With more people moving to Wagga each year, George Benedyka believes it is crucial the city develop a fluid network of cycleways and paths to help reduce its reliance on cars and other vehicles.
The retired project designer and environmental advocate is taking part in this year's upcoming council election as the third name on the Greens ticket, which is being led by his wife Jenny McKinnon.
Born and bred in Wagga, the 67-year-old has decades of experience in project planning and engineering, which he hopes to use to help make the city more environmentally friendly.
"I have spent such a long time in design and project design so I think I've got an eye for what good development is and what is required in a development," Mr Benedyka said.
"Wagga is growing a lot and it is projected the population will get to 100,000 and as we create new suburbs it really shouldn't just be 'hand it over to the developers'."
Along with the other candidates on the Greens ticket, Mr Benedyka is pushing for Wagga to focus its development on becoming a '15-minute city', where residents will be able to reach everything they need in just 15 minutes of walking or cycling.

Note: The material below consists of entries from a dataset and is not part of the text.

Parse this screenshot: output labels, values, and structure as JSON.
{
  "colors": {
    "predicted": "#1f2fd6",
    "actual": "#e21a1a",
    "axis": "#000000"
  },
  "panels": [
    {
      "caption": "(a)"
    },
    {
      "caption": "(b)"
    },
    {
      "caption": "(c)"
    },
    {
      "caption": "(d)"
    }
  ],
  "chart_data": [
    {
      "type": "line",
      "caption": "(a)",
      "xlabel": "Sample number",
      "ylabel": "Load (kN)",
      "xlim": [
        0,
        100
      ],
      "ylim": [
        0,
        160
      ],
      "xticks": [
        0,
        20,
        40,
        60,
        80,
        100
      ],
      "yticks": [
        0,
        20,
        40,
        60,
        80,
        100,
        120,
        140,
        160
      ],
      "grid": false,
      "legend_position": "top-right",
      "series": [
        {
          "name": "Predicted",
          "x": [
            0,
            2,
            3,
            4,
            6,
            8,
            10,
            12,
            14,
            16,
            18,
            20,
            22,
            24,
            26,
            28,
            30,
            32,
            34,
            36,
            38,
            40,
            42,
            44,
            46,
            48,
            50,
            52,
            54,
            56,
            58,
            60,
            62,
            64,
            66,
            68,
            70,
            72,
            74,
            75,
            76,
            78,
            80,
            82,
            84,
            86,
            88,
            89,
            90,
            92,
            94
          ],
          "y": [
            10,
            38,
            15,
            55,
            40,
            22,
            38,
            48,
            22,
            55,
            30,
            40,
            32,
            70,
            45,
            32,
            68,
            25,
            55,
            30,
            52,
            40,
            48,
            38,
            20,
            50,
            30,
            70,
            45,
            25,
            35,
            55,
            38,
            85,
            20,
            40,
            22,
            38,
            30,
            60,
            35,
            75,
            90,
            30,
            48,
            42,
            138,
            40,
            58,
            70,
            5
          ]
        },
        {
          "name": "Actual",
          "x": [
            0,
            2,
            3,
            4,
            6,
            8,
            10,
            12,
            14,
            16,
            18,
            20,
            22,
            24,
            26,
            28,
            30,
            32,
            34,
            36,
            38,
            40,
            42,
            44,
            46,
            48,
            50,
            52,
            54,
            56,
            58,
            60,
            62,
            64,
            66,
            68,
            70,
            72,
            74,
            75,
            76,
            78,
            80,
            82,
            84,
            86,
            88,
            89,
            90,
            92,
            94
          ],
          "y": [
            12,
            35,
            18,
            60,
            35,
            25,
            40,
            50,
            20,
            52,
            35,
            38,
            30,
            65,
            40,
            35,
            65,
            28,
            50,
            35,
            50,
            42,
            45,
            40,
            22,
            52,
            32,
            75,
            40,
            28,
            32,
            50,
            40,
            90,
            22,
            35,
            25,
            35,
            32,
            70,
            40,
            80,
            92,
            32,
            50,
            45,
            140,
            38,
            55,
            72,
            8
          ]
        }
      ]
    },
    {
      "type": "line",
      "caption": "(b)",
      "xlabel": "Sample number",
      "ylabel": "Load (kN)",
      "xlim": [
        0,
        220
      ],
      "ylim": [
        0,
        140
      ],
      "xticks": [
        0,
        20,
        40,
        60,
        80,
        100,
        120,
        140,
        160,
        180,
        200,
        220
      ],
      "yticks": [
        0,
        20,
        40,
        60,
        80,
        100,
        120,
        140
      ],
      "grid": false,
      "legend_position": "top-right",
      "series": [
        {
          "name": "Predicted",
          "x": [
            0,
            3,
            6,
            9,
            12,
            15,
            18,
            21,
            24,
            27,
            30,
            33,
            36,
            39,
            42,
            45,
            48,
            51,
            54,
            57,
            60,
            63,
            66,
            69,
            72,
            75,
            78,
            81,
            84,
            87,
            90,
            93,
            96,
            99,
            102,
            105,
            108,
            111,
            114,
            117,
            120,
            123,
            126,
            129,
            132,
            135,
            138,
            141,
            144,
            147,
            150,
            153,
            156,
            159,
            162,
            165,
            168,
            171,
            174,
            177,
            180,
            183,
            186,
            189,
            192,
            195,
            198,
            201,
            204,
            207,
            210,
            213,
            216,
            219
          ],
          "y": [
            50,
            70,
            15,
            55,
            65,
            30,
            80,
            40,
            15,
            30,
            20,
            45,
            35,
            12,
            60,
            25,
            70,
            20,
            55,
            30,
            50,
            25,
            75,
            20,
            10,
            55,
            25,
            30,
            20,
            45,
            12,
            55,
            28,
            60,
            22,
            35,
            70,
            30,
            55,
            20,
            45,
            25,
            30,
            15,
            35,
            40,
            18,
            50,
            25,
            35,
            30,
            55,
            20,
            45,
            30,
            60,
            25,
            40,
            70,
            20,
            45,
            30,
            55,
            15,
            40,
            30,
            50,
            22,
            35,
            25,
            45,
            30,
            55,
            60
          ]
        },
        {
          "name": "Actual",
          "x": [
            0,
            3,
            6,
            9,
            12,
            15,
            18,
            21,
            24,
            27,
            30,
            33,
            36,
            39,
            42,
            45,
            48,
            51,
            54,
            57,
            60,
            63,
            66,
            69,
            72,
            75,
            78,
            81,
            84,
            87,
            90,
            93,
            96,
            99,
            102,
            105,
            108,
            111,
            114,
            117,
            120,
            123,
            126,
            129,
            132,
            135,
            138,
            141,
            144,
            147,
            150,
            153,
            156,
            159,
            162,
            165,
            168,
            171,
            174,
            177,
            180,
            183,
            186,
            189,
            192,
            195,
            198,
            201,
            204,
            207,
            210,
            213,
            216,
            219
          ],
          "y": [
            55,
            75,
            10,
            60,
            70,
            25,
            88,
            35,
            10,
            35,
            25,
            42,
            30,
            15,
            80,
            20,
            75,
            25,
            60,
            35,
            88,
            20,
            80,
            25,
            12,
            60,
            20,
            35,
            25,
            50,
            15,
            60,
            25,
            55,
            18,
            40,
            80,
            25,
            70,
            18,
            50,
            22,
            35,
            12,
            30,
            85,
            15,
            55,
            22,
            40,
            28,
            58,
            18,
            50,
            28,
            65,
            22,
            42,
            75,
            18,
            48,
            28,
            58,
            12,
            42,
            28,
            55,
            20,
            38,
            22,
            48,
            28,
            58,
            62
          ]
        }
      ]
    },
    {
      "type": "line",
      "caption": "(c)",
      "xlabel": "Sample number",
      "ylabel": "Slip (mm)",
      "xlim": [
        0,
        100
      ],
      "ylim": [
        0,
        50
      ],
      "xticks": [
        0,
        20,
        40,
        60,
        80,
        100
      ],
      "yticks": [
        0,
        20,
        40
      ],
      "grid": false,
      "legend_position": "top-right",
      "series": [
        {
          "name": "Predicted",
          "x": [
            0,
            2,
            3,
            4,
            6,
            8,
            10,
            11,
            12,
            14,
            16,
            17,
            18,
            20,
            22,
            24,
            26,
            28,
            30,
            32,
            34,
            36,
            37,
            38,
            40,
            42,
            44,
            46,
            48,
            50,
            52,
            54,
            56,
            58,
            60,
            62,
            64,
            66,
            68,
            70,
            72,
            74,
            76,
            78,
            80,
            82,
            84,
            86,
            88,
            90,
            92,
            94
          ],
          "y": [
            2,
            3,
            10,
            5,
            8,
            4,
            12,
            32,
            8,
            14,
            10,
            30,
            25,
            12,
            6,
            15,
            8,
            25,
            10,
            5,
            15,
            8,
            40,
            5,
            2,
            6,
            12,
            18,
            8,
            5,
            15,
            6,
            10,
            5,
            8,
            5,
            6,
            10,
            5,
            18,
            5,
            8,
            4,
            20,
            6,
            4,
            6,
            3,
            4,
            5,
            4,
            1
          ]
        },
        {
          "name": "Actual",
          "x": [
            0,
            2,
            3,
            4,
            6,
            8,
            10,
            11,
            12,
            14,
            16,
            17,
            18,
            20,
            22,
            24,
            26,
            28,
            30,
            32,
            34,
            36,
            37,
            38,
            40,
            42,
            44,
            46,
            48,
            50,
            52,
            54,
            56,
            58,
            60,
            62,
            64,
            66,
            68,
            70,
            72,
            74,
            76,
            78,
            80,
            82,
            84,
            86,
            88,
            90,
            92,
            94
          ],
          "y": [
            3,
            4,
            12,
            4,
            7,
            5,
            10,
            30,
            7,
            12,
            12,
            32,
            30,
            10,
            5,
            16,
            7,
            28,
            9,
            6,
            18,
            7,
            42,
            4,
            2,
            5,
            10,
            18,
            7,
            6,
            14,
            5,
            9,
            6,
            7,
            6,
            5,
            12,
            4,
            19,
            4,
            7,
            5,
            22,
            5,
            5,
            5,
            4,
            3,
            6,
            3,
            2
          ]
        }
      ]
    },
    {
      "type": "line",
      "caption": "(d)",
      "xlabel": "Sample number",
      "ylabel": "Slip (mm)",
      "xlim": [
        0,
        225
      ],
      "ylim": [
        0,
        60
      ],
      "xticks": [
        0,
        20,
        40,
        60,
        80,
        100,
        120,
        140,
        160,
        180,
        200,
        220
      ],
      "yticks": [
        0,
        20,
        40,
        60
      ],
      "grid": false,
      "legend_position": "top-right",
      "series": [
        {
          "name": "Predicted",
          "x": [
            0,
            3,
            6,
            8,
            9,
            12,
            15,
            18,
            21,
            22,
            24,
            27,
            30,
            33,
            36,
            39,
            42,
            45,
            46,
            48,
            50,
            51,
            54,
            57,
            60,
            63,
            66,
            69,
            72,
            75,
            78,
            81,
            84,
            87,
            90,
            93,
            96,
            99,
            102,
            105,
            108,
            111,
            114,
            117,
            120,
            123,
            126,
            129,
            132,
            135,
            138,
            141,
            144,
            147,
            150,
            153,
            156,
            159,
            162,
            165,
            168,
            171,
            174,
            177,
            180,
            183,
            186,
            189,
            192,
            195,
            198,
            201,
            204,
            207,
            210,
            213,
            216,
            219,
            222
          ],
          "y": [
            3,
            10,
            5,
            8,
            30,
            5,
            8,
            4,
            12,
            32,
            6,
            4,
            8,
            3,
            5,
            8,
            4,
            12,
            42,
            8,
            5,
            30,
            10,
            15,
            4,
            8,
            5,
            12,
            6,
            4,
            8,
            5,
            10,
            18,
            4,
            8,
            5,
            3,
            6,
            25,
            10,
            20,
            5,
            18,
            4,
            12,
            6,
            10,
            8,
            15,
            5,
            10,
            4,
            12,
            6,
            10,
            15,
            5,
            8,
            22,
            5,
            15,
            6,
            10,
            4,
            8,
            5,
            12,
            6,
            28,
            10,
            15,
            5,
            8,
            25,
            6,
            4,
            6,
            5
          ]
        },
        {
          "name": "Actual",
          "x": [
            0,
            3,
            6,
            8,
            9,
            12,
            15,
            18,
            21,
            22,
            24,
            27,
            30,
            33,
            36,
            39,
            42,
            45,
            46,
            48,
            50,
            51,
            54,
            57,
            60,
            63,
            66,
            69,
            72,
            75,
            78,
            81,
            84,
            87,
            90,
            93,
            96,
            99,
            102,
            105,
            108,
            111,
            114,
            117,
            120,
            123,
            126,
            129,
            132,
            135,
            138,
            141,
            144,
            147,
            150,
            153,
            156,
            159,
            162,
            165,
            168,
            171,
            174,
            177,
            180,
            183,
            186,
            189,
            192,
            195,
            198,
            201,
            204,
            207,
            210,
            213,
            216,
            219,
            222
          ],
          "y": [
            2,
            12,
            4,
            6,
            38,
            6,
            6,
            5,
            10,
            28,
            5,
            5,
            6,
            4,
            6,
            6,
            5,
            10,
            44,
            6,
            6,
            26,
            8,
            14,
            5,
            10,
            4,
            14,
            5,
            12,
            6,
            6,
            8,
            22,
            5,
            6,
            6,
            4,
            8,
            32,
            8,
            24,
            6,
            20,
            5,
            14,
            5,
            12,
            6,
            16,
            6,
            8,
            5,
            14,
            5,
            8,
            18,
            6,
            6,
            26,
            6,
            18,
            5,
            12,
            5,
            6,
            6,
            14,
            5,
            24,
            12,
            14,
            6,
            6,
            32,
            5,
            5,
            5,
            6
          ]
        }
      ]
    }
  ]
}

He said to do this, the city needs to focus on developing good footpaths and cycleways, as well as help people off their car dependency, which he said causes "pollution and a whole range of other issues".
"If you look at people in Wagga travelling in their cars, it's generally a big sheet of metal, with four big wheels and just one person," Mr Benedyka said.
"If Wagga is going to get to 100,000 people the way it is currently growing, the city will have to be absolutely filled with carpark after carpark and we don't want to see that.
"But if we think a little bit differently, we can help get more public transport but also build more pathways which people can use to get healthy and fit as they cycle and walk within reasonable distances of their residences."
The father-of-six also hopes to push for more trees to be planted across the city, particularly along quiet roads.
"We really want to do extensive tree planting in urban areas, including along wide streets that need shading," he said.
"We've got so many wide streets with hardly any traffic and we'd like to see them improved with a bit of an oasis with shade trees down the middle of them, which would help make the city more liveable and not just thousands of rooftops."
Mr Benedyka said he would like to bring respect and co-operation into the council chamber to help create a team of councillors that can work well both together and with council staff.
"Having meetings that just go on and on is not my cup of tea and I'd like to see them crisp, sharp and to the point," he said.
In the lead up to this year's election, The Daily Advertiser has profiled the candidates looking to secure a spot on Wagga City Council.